An article from Norwegian SciTech News at NTNU
How the brain stores separate but similar events
The brain has an enormous capacity to store memories and to keep memories from getting mixed up in part because of how these memories are stored in the hippocampus, researchers from NTNU’s Kavli Institute for Systems Neuroscience have shown.
Since the time of the Greeks, people have used a special memory trick called the method of loci, which links memories to familiar places. You retrieve the memory by thinking of the place and calling up the associated memory.
Now researchers from NTNU’s Kavli Institute for Systems Neuroscience and Centre for Neural Computation have published new findings on how the brain is able to store many separate but similar events, which helps explain how this trick works. Their results have just been published in the 8 December issue of PNAS.
“We are extremely good at remembering places and we are very visual creatures,” says PhD candidate and first author of the paper Charlotte Alme.
Rats (and most likely humans) have a map for each individual place, which is why the method of loci works. Each place (or room in your house) is represented by a unique map or memory, and because we have so many different maps, we can remember many similar places without mixing them up.
Place cells in the hippocampus
The brain creates and stores memories in small networks of brain cells, with the memories of events and places stored in a structure called the hippocampus.
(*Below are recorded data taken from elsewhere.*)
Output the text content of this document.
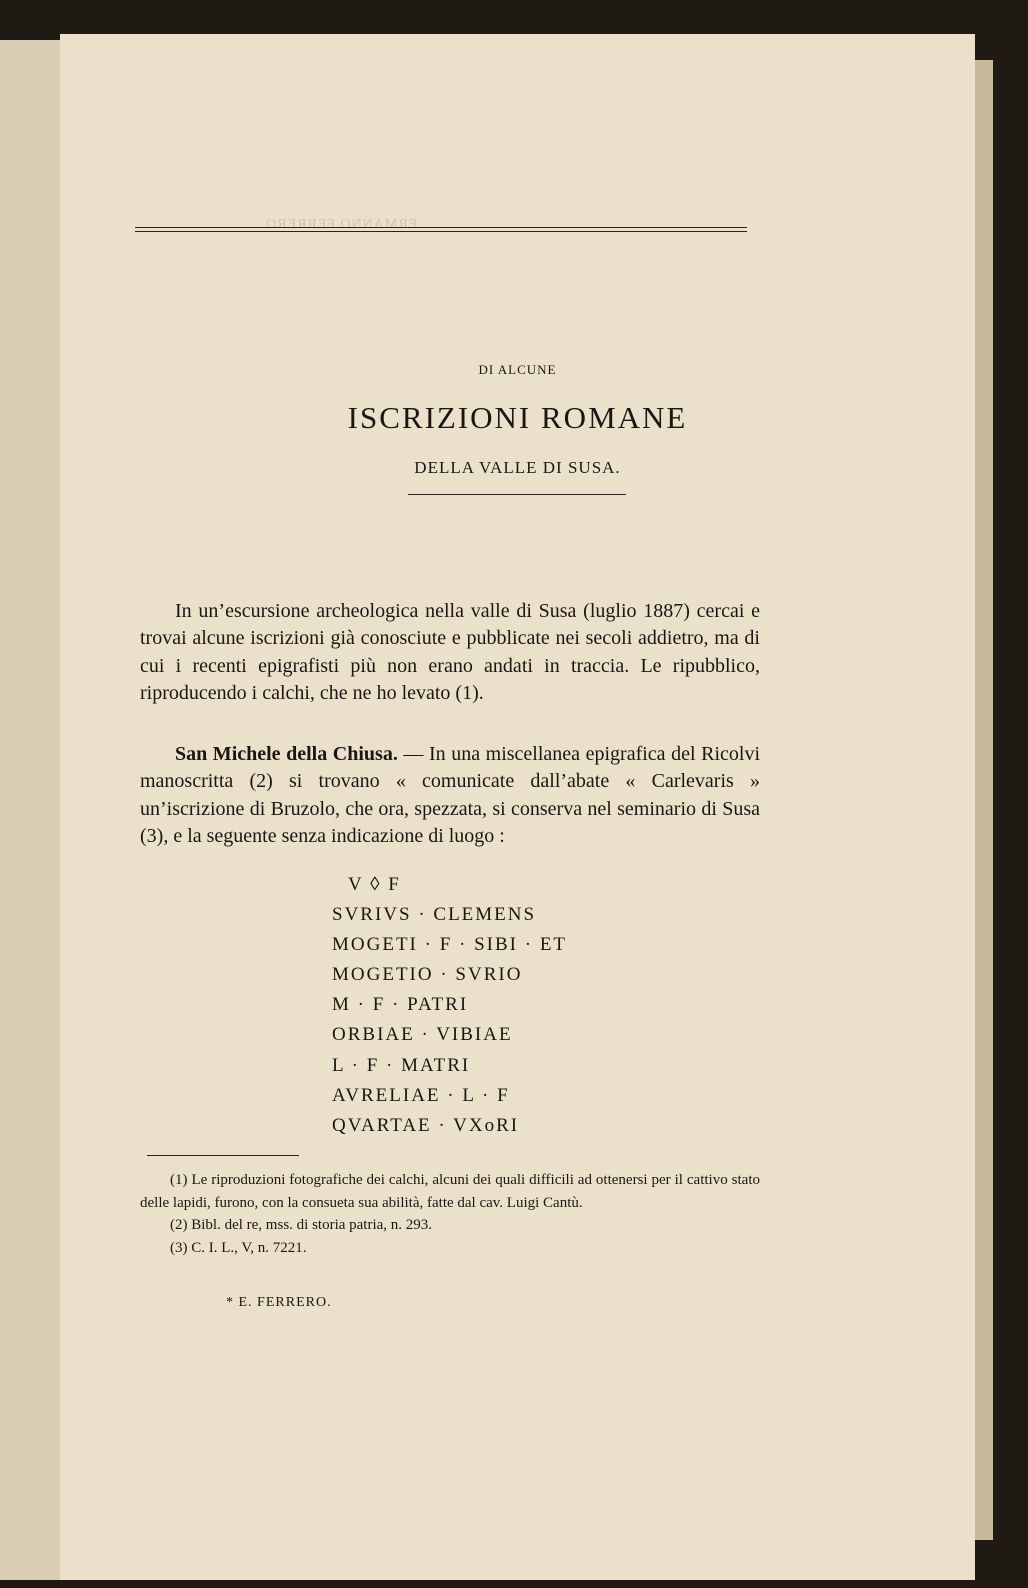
ERMANNO FERRERO
DI ALCUNE
ISCRIZIONI ROMANE
DELLA VALLE DI SUSA.
In un’escursione archeologica nella valle di Susa (luglio 1887) cercai e trovai alcune iscrizioni già conosciute e pubblicate nei secoli addietro, ma di cui i recenti epigrafisti più non erano andati in traccia. Le ripubblico, riproducendo i calchi, che ne ho levato (1).
San Michele della Chiusa. — In una miscellanea epigrafica del Ricolvi manoscritta (2) si trovano « comunicate dall’abate « Carlevaris » un’iscrizione di Bruzolo, che ora, spezzata, si conserva nel seminario di Susa (3), e la seguente senza indicazione di luogo :
V ◊ F
SVRIVS · CLEMENS
MOGETI · F · SIBI · ET
MOGETIO · SVRIO
M · F · PATRI
ORBIAE · VIBIAE
L · F · MATRI
AVRELIAE · L · F
QVARTAE · VXoRI
(1) Le riproduzioni fotografiche dei calchi, alcuni dei quali difficili ad ottenersi per il cattivo stato delle lapidi, furono, con la consueta sua abilità, fatte dal cav. Luigi Cantù.
(2) Bibl. del re, mss. di storia patria, n. 293.
(3) C. I. L., V, n. 7221.
* E. FERRERO.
Researchers have long wondered if there is an upper limit to our capacity to store memories. Nor do they fully understand how we are able to remember so many events without mixing up events that are very similar.
Alme and her colleagues from the Kavli Institute and from the Czech Republic and Italy explored these issues by testing the ability of rats to remember a number of distinct but similar locations.
The researchers studied seven laboratory rats as they ran around in 11 distinct yet similar rooms over the course of two days. The freely running rats wandered around the rooms in pursuit of chocolate crumbs while researchers recorded brain activity in specific cells, called CA3 place cells, in the hippocampus. As their name suggests, place cells are neurons that fire in a specific place.
Separate and independent memories
The rooms were very alike, but the rats still managed to create a separate, independent memory, or a map for every environment, the researchers found.
The CA3 place cells the researchers recorded formed unique representations for each environment. The researchers also found that these unique representations or firing patterns were stored in the rats’ memories so that when the animal was introduced to one of the rooms a second time, the spatial map from the rat’s first exposure to the room was reactivated.
“We investigated whether these memories overlapped across some rooms, but all of the memories were completely independent,” Alme said. “This indicates that the brain has an enormous capacity for storage. The ability to create a unique memory or map for every locale explains how we manage to distinguish between very similar memories and how the brain prevents us from mixing up events.”
NTNU Professor and 2014 Nobel Laureate May-Britt Moser, who is the corresponding author of the paper, mentioned the research in her Nobel Lecture on 7 December in Stockholm and said that the findings were important for understanding episodic memory, or memories that are formed from autobiographical experiences.
The publication is a contribution by Professor Moser to a special series of Inaugural Articles being published by the journal in honour of those elected to the academy in 2014. Professor Moser and her husband, colleague and fellow Nobel Laureate Edvard Moser, were both elected as Foreign Associates of the US National Academy of Sciences in April.